Die Szenarien der Antiviren-Hersteller auf der Cebit klingen dramatisch: Die Branche befürchtet, dass sie der Lawine an kriminellen Machenschaften im Netz nicht mehr Herr wird - und fordert eine Art Internet-Interpol.

Hannover - "Wenn das Wachstum bei der Schadsoftware in diesem Tempo weitergeht, könnte unsere gesamte Branche dieser Flut irgendwann nicht mehr standhalten", sagt der angesehene russische IT-Sicherheitsexperte Eugene Kaspersky frei heraus. Kaspersky Lab, die von ihm gegründete Firma, berichtet im Internet live über entdeckte Schädlinge - neue Einträge auf dem Ticker kommen minütlich hinzu.

Der finnische Konkurrent F-Secure bekommt an besonders schlimmen Tagen schon mal 40.000 Zusendungen neuer bösartiger Programme. "Wie soll man dieser Lawine Herr werden?", fragt Kasperskys F-Secure-Kollege Mikko Hyppönen in die Runde. Sein Unternehmen setzt dafür unter anderem auf automatische Virenerkennung. "Es nicht einfach ein Kampf zwischen Sicherheitssoftware-Herstellern und Internet-Kriminellen. Es ist ein Kampf zwischen Gut und Böse", scheut Hyppönen, vor kurzem unter die 50 einflussreichsten Internet-Persönlichkeiten gewählt, keine großen Worte.

Kaspersky fordert Internet-Interpol

Totale Sicherheit gibt es nicht, hatte die Branche schon immer gewarnt. Und dem Verbraucher wird in ihrer Werbung doch immer wieder den Eindruck vermittelt, sicher unterwegs zu sein. Doch die Dämme, die Kaspersky, Symantec oder F-Secure gebaut haben, bekommen immer mehr Risse. Es ist zum einen die schlichte Masse, die ihnen zu schaffen macht. Im vergangenen Jahr wuchs die Schadsoftware-Flut um das 2,5-Fache. Für dieses Jahr rechnet Kaspersky mit einer ähnlichen Größenordnung. "Deshalb setzte ich mich für eine Art Internet-Interpol ein. Auch die beste Sicherheitssoftware allein könnte bald nicht mehr reichen." Es sei ein "gespenstisches Wettrüsten", was da vor sich gehe.

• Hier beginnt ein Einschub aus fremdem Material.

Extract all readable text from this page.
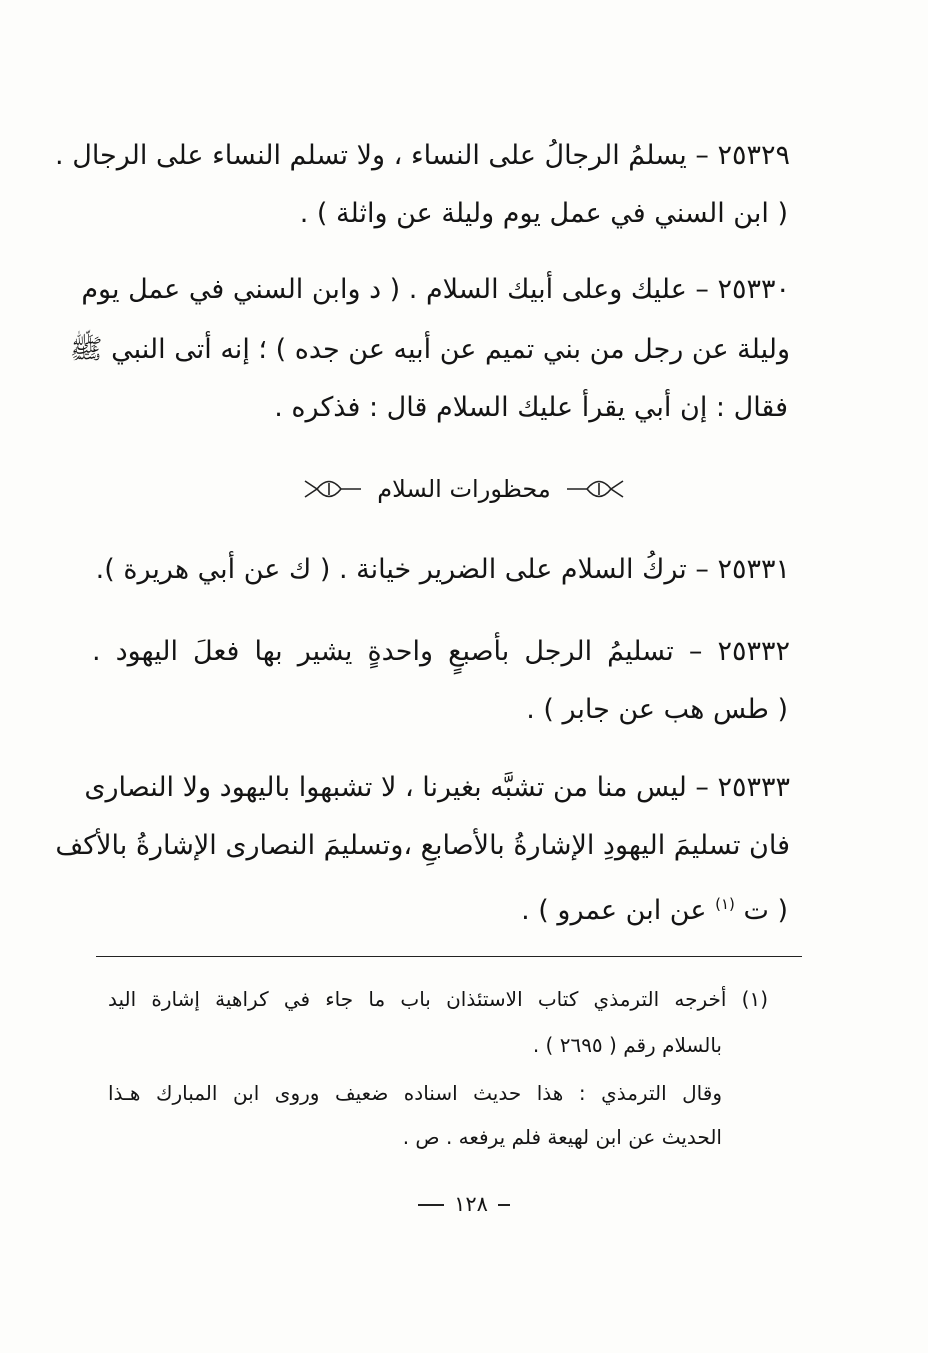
٢٥٣٢٩ – يسلمُ الرجالُ على النساء ، ولا تسلم النساء على الرجال .

( ابن السني في عمل يوم وليلة عن واثلة ) .

٢٥٣٣٠ – عليك وعلى أبيك السلام . ( د وابن السني في عمل يوم

وليلة عن رجل من بني تميم عن أبيه عن جده ) ؛ إنه أتى النبي ﷺ

فقال : إن أبي يقرأ عليك السلام قال : فذكره .

محظورات السلام

٢٥٣٣١ – تركُ السلام على الضرير خيانة . ( ك عن أبي هريرة ).

٢٥٣٣٢ – تسليمُ الرجل بأصبعٍ واحدةٍ يشير بها فعلَ اليهود .

( طس هب عن جابر ) .

٢٥٣٣٣ – ليس منا من تشبَّه بغيرنا ، لا تشبهوا باليهود ولا النصارى

فان تسليمَ اليهودِ الإشارةُ بالأصابعِ ،وتسليمَ النصارى الإشارةُ بالأكف

( ت $^{(١)}$ عن ابن عمرو ) .

(١) أخرجه الترمذي كتاب الاستئذان باب ما جاء في كراهية إشارة اليد

بالسلام رقم ( ٢٦٩٥ ) .

وقال الترمذي : هذا حديث اسناده ضعيف وروى ابن المبارك هـذا

الحديث عن ابن لهيعة فلم يرفعه . ص .

١٢٨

Zumal gibt es das Risiko Mensch, gegen das die Sicherheits-Branche kaum etwas ausrichten kann, und das die Internet-Kriminellen immer cleverer ausbeuten. Wenn jemand plötzlich eine drastisch überhöhte Ikea- oder GEZ-Rechnung im Mailfach entdeckt, hat man in Aufregung schnell den angeblichen PDF-Anhang angeklickt. Dumm nur, dass statt der Rechnung sich dann ein so genannter Trojaner auf den PC lädt, der entweder die gespeicherten Kontodaten ausliest oder den Rechner in eine von Kriminellen kontrollierte Spam-Werbeschleuder verwandelt.

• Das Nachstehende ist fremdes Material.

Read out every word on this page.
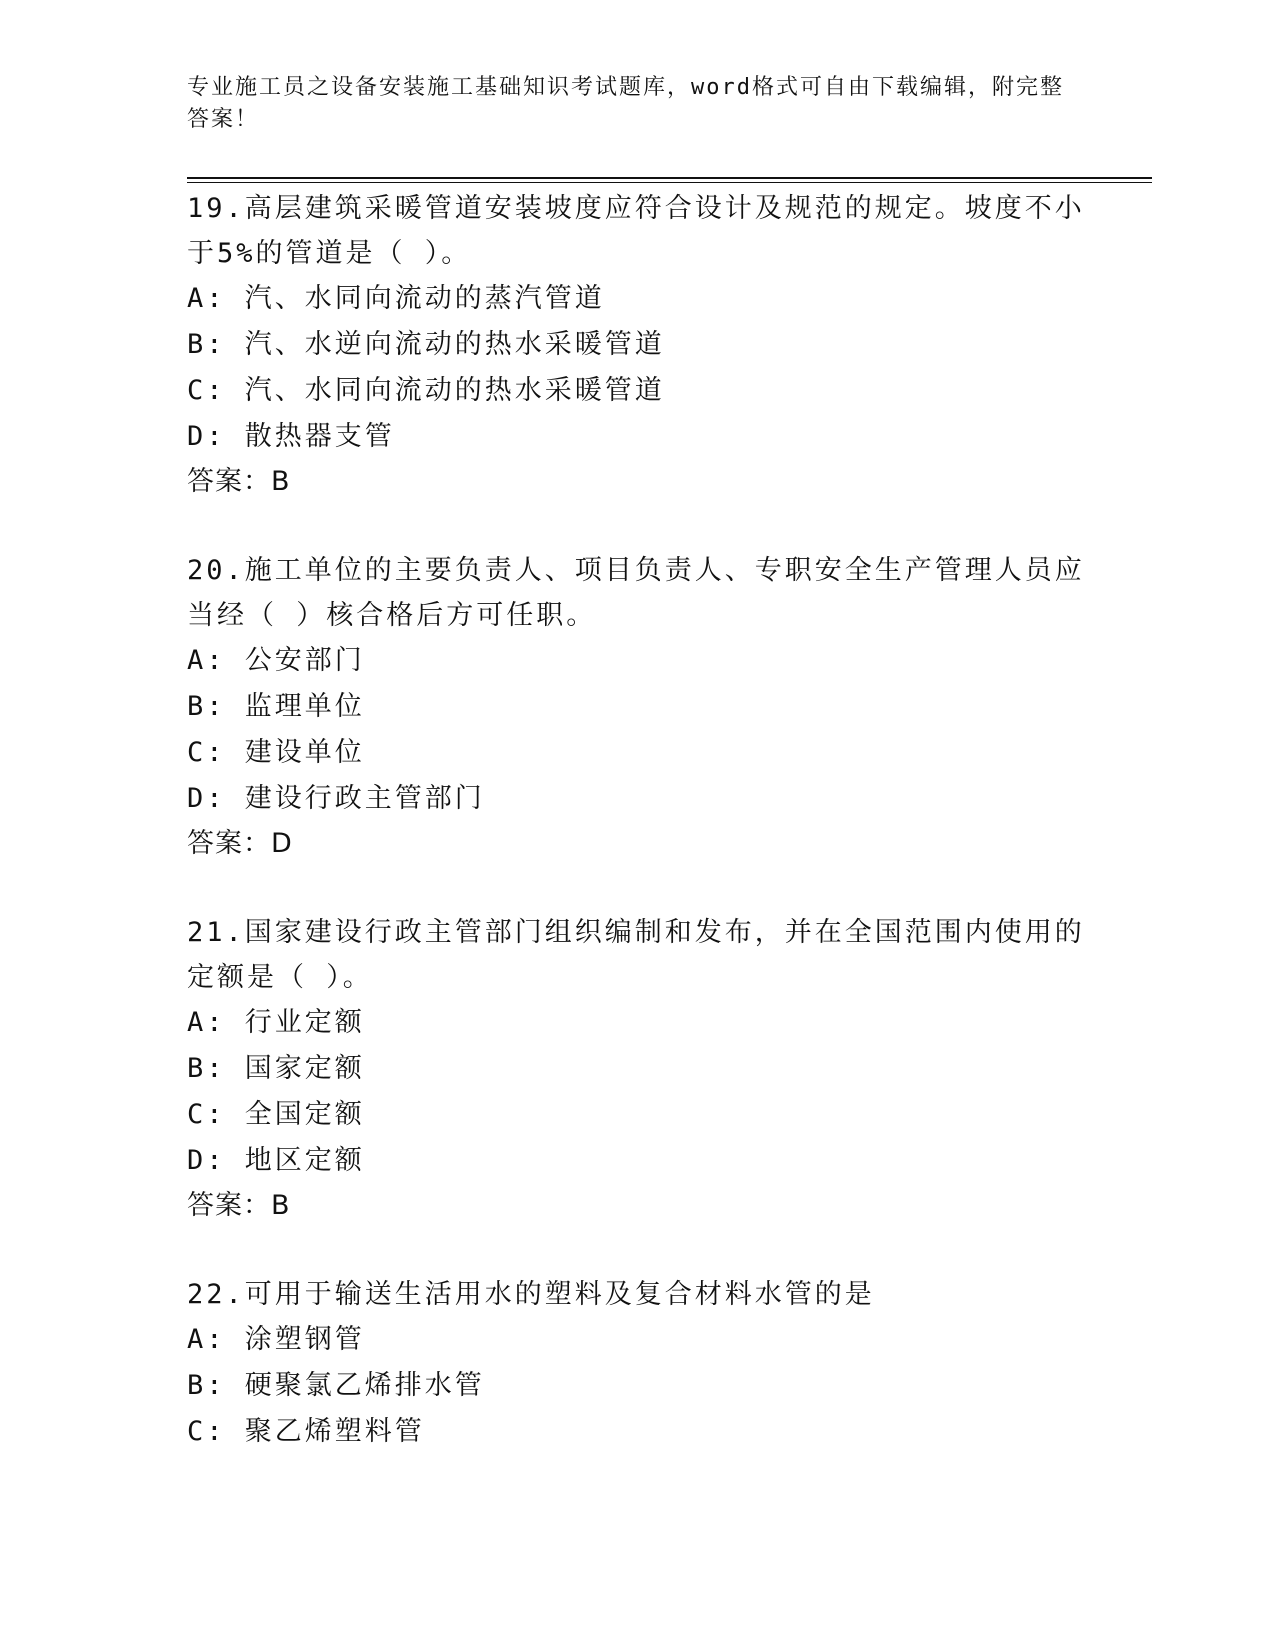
专业施工员之设备安装施工基础知识考试题库，word格式可自由下载编辑，附完整答案！

19.高层建筑采暖管道安装坡度应符合设计及规范的规定。坡度不小于5%的管道是（ ）。

A: 汽、水同向流动的蒸汽管道

B: 汽、水逆向流动的热水采暖管道

C: 汽、水同向流动的热水采暖管道

D: 散热器支管

答案：B

20.施工单位的主要负责人、项目负责人、专职安全生产管理人员应当经（ ）核合格后方可任职。

A: 公安部门

B: 监理单位

C: 建设单位

D: 建设行政主管部门

答案：D

21.国家建设行政主管部门组织编制和发布，并在全国范围内使用的定额是（ ）。

A: 行业定额

B: 国家定额

C: 全国定额

D: 地区定额

答案：B

22.可用于输送生活用水的塑料及复合材料水管的是

A: 涂塑钢管

B: 硬聚氯乙烯排水管

C: 聚乙烯塑料管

"Wir haben es immer mehr mit einer weltweiten Industrie zu tun, die tausende Menschen beschäftigt. Ich würde mich nicht wundern, wenn sie Beträge umsetzt, die über den Erlösen der Sicherheitssoftware-Branche liegen", sagte Kaspersky. Für ein paar tausend Dollar werden im Internet fertige Schadprogramme verkauft oder auf Bestellung angefertigt. Man kann sich bei den Cyber-Kriminellen sogar schon einen von ihnen kontrollierten PC in einer beliebigen Weltregion für seine Aktivitäten mieten. Der Besitzer merkt meistens nichts davon. Die "Könige des Spam" - angeblich in China, Russland, Lateinamerika - sollen damit Millionen verdienen.

Unsummen für Programmierer

Das Internet kennt keine Grenzen und das verschafft den Viren-Schreibern einen klaren Vorteil. Die Verfolgung durch nationale Polizeibehörden hört meistens immer noch an der Landesgrenze auf. "Sie brauchen keine Angst zum Beispiel vor brasilianischen Autodieben zu haben", formuliert es Hyppönen. Die Attacken auf den PC können aber von jedem Ort der Welt aus kommen. Gerade in den ärmeren Regionen ist die Verlockung groß, auf diese Weise schnell gutes Geld zu verdienen. "In der Szene werden guten Programmierern Beträge gezahlt, mit denen ich nicht mithalten kann", räumt die russische Kaspersky-Firmenchefin Natalja Kaspersky ein. Daher wechselten junge begabte Leute schnell auf die "dunkle Seite".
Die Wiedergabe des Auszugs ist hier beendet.